My Week with The Muppet Show: Week Two, Part One

Published: March 11, 2002
Categories: Feature

tms01naborsWelcome back to My Week with The Muppet Show — my foolhardy, desperate cry for attention where I watch every single episode of The Muppet Show in production order and write a commentary on every single one. This is the start of Week #2, so I’m still only a bit into Season 1. If this were Survivor, then this would be the part where I’m looking around and going, hey, where’s the food? And what do you mean I have to build my own shelter?

Okay, so maybe the Survivor analogy doesn’t hold up. I mean, all I’m doing is watching The Muppet Show, right? It’s not like I have to make fire. I love this show. All I have to do is sit right down and watch another episode.

Although I think it’s possible that spending a half hour looking for food under rocks is actually more enjoyable than spending a half hour watching Jim Nabors. I’m not going to go into it in detail, because it just makes me depressed. Suffice it to say that the appeal of Jim Nabors eludes me. He pulls faces, he mugs at the camera, he insists on speaking in the Gomer Pyle voice. Another half-hour of him, and living on cornmeal for a month would look like a party.

But let’s not talk about him, okay? Let’s talk about Scooter.

This is the episode that introduces Scooter, and basically we’ve got everything in the first two minutes that Scooter is gonna do for the next five years. He walks up to Kermit and tells him, “I’m your new gofer. I’ll go fer coffee, I’ll go fer sandwiches, I’ll go fer anything you need… I’ll start tonight, okay?” Kermit walks away: “Listen, kid, I’m sorry, but you’re too young, you don’t have any experience, and I don’t have any money for it in the budget.” Scooter: “Yeah… My uncle owns this theater.” Kermit: “Uh… you start today, get me a cup of coffee, your salary is twenty a week.” Scooter says his uncle will be really disappointed if he doesn’t get twenty-five. Kermit: “How about thirty?”

Scooter looks surprised — and that right there is the thing that makes Scooter work. There’s a very delicate balance going on in this scene. Every time Scooter mentions his uncle, he looks away, as if he doesn’t quite realize that he’s pressuring Kermit. There’s a kind of guileless innocence to Scooter. He’s getting his job through nepotism — and obviously he can get pretty much anything he wants — but what he’s asking for is the lowest entry-level job in the theater. He doesn’t push his way on stage, and he seems genuinely interested in working for Kermit. He actually seems to enjoy being there, which is the thing that saves him from being an abrasive villain character.

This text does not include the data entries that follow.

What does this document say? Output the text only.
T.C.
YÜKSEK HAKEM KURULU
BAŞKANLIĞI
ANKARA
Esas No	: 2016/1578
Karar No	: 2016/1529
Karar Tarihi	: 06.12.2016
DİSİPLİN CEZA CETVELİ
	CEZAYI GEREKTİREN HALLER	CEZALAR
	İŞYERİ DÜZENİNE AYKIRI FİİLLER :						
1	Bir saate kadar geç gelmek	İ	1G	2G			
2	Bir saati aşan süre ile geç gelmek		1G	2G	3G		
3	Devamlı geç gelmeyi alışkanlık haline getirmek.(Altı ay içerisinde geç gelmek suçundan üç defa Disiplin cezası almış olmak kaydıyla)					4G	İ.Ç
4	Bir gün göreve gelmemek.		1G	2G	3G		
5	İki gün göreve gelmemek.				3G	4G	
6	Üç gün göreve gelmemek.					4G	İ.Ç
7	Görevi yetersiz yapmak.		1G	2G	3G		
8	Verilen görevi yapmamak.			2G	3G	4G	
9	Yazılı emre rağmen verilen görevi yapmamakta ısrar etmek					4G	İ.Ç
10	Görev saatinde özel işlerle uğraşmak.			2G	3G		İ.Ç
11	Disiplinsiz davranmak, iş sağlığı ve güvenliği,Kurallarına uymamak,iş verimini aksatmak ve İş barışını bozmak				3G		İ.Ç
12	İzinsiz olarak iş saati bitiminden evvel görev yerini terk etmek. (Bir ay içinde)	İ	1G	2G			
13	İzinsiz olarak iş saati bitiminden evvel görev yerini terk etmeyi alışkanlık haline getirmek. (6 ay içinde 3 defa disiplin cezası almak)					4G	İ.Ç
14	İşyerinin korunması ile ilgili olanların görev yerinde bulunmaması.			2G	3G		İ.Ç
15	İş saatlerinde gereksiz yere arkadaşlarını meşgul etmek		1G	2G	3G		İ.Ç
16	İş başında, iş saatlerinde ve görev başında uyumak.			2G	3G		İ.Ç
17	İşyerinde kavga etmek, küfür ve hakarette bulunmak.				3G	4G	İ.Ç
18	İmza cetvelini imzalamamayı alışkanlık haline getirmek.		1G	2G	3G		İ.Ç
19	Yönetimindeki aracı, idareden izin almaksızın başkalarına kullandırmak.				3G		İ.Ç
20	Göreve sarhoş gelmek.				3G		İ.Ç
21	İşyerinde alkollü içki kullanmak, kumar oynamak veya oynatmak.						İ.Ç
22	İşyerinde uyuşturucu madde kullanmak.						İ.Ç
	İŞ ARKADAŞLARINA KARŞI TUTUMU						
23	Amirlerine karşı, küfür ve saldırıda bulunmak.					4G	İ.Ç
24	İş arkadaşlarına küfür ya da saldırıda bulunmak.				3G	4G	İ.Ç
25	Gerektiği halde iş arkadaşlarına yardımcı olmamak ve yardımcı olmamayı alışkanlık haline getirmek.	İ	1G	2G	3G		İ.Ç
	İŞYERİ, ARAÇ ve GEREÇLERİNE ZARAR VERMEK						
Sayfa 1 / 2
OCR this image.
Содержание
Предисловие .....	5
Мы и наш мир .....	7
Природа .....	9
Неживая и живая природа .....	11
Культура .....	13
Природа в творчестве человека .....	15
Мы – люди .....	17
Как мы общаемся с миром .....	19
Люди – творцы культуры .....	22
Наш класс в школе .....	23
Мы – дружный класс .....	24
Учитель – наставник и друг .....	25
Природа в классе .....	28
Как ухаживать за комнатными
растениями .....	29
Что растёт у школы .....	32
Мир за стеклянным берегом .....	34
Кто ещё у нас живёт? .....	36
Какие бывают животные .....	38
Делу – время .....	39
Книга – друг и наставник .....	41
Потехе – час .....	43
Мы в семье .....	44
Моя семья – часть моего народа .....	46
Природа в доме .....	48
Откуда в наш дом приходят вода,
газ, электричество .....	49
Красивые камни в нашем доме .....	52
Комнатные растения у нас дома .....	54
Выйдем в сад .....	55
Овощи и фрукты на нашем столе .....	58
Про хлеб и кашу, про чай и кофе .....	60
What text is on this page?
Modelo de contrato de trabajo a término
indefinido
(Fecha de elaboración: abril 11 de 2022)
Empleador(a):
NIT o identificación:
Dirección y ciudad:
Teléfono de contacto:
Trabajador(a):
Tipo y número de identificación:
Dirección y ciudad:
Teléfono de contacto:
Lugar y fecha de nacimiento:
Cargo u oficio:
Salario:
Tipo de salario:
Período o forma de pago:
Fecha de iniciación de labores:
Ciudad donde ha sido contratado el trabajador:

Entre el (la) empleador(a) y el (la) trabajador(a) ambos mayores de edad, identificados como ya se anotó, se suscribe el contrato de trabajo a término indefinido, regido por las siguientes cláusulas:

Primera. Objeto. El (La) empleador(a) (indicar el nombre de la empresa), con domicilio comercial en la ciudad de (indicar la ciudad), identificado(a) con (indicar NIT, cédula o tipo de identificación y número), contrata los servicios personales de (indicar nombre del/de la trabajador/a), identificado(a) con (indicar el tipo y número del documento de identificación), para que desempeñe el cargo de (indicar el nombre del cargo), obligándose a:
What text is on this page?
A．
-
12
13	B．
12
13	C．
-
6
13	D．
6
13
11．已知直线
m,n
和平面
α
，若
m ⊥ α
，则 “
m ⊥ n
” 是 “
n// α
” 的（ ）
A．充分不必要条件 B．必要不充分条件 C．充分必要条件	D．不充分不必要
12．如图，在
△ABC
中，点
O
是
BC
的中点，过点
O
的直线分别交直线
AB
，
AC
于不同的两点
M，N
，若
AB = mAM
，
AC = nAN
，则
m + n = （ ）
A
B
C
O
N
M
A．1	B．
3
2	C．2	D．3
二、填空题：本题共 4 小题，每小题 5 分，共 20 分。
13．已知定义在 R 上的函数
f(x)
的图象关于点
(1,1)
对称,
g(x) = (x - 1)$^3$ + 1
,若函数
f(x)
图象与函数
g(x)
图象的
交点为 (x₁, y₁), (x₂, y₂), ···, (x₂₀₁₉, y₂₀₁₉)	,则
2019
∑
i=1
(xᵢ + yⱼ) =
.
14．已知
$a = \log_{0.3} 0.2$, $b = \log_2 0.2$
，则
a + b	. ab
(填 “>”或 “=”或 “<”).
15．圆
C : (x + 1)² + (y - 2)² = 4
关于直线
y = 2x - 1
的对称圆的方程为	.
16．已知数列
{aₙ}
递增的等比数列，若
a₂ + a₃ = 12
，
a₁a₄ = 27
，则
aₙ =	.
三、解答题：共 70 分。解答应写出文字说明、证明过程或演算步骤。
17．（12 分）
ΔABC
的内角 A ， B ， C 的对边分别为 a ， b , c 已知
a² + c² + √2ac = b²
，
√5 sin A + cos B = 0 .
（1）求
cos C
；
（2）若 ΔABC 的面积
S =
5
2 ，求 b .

Unfortunately, he only has one shtick, and this is it. Scooter meets George the janitor, who complains about the new guy who bought the theater: “The roof leaks, the seats are torn, the furnace is on the fritz… I tell you, he is the WORST!” He’s my uncle. “He is the BEST!”

And that’s about it. Scooter follows everyone around through the whole episode — spilling coffee on Kermit, giving Fozzie bad jokes for his act. The episode is obviously meant to showcase Scooter, but it doesn’t really establish much of a character. After a whole episode, we have an attitude, and we have a running gag — but Scooter doesn’t seem to want anything other than to follow people around and be enthusiastic.

It’s like the writers know how to establish a character’s voice — Gonzo is depressed, Fozzie is clueless, Scooter is hyper — but they don’t quite know what to do after that. It’s a good start, but there’s still a ways to go in order to make them into real characters.

At the end of the show, Jim tells Kermit that Scooter was really helpful — he picked up his coffee and his wardrobe. “I even picked up his accent!” Scooter chirps. “Well, Go-oh-oh-lly!” Kermit: “Make sure he doesn’t try to pick up your paycheck.” Scooter: “I’m shocked!” Fozzie pops up: “I’m Fozzie!” And Piggy: “I’m Piggy!” And Animal: “I’m Animal!” Kermit: “Well, I’m saying good night. We’ll see you next time on The Muppet Show!”

Oooh. Ouch. Let’s not do THAT again. Pass the cornmeal.